Please do not use mpirun or mpiexec. Use the LRZ-provided srun_ps command, which is capable of starting up

  • programs compiled with Parastation MPI (mpi.parastation module) on the MPP and Myrinet Clusters
  • programs compiled with Intel MPI (mpi.intel module) on any of the clusters
  • programs compiled with sgi MPT (mpi.mpt module) on the sgi systems

For some software packages, it is also possible to use SLURM's own srun command; this will however not work for programs compiled against Parastation MPI.

It is also possible to use the --nodes keyword in combination with --tasks-per-node (instead of --ntasks) to configure parallel jobs.

If use of hyperthreaded cores is desired on ICE or UV, the --ntasks-per-core=2 setting can be added.

Special job configurations

Hybrid jobs

Programs making joint use of MPI and OpenMP fall into this category. For other parts of the cluster (not all combinations are shown here), some modification may be required.

MPP Infiniband Cluster

sgi ICE

#!/bin/bash
#SBATCH -o /home/hpc/<group>/<user>/myjob.%j.%N.out
#SBATCH -D /home/hpc/<group>/<user>/mydir
#SBATCH -J <job_name>
#SBATCH --get-user-env
#SBATCH --clusters=mpp1
#SBATCH --ntasks=64
#SBATCH --cpus-per-task=8
#SBATCH --mail-type=end
#SBATCH --mail-user=<email_address>@<domain>
#SBATCH --export=NONE
#SBATCH --time=08:00:00
 
source /etc/profile.d/modules.sh

 

cd $OPT_TMP/mydata

 

srun_ps -t 8 $HOME/exedir/myprog.exe
# the above command runs with OMP_NUM_THREADS=8

# and 64 MPI tasks, using 32 nodes

#!/bin/bash
#SBATCH -o /home/hpc/<group>/<user>/myjob.%j.%N.out
#SBATCH -D /home/hpc/<group>/<user>/mydir
#SBATCH -J <job_name>
#SBATCH --get-user-env
#SBATCH --clusters=ice1
#SBATCH --ntasks=32
#SBATCH --cpus-per-task=4
#SBATCH --mail-type=end
#SBATCH --mail-user=<email_address>@<domain>
#SBATCH --export=NONE
#SBATCH --time=08:00:00
 
source /etc/profile.d/modules.sh

 

cd $OPT_TMP/mydata
 

srun_ps -t 4 $HOME/exedir/myprog.exe
# the above command runs with OMP_NUM_THREADS=4

# and 32 MPI tasks, using 16 nodes

 


Job Farming (starting multiple serial jobs on a shared memory system)

Please use this with care!
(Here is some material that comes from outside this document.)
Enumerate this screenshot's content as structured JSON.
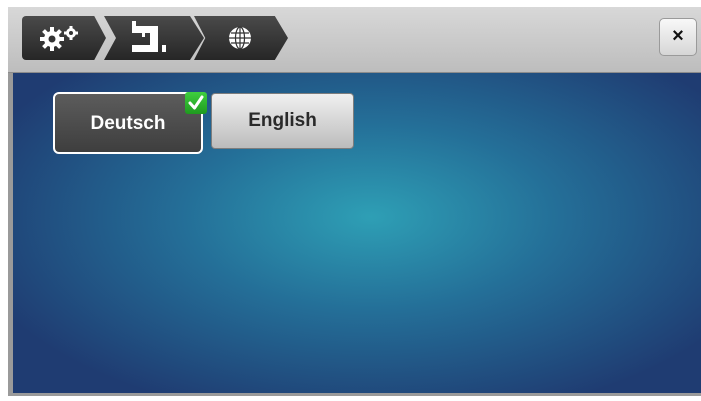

If the serial jobs are imbalanced with respect to run time, this usage pattern can waste CPU resources. At LRZ's discretion, unbalanced jobs may be removed forcibly. The example job script illustrates how to start up multiple serial MATLAB jobs within a shared memory parallel SLURM script. Note that the various subdirectories subdir_1, ..., subdir_8 must exist and contain the needed input data.

Multi-Serial Example

#!/bin/bash
#SBATCH -o /home/hpc/<group>/<user>/myjob.%j.%N.out
#SBATCH -D  /home/hpc/<group>/<user>/mydir
#SBATCH -J <job_name>

#SBATCH --get-user-env
#SBATCH --clusters=myri
#SBATCH --partition=myri_std
#SBATCH --nodes=1-1
#SBATCH --mail-type=end
#SBATCH --mail-user=<email_address>@<domain>
#SBATCH --export=NONE
#SBATCH --time=08:00:00

source /etc/profile.d/modules.sh

module load matlab


# Prevent matlab-internal multithreading
export OMP_NUM_THREADS=1

# Start as many background serial jobs as there are cores available on the node:
for i in $(seq 1 8) ; do
  cd subdir_${i}
  matlab -nodesktop input.m > output.res &
  cd ..
done
wait

# for completion of background tasks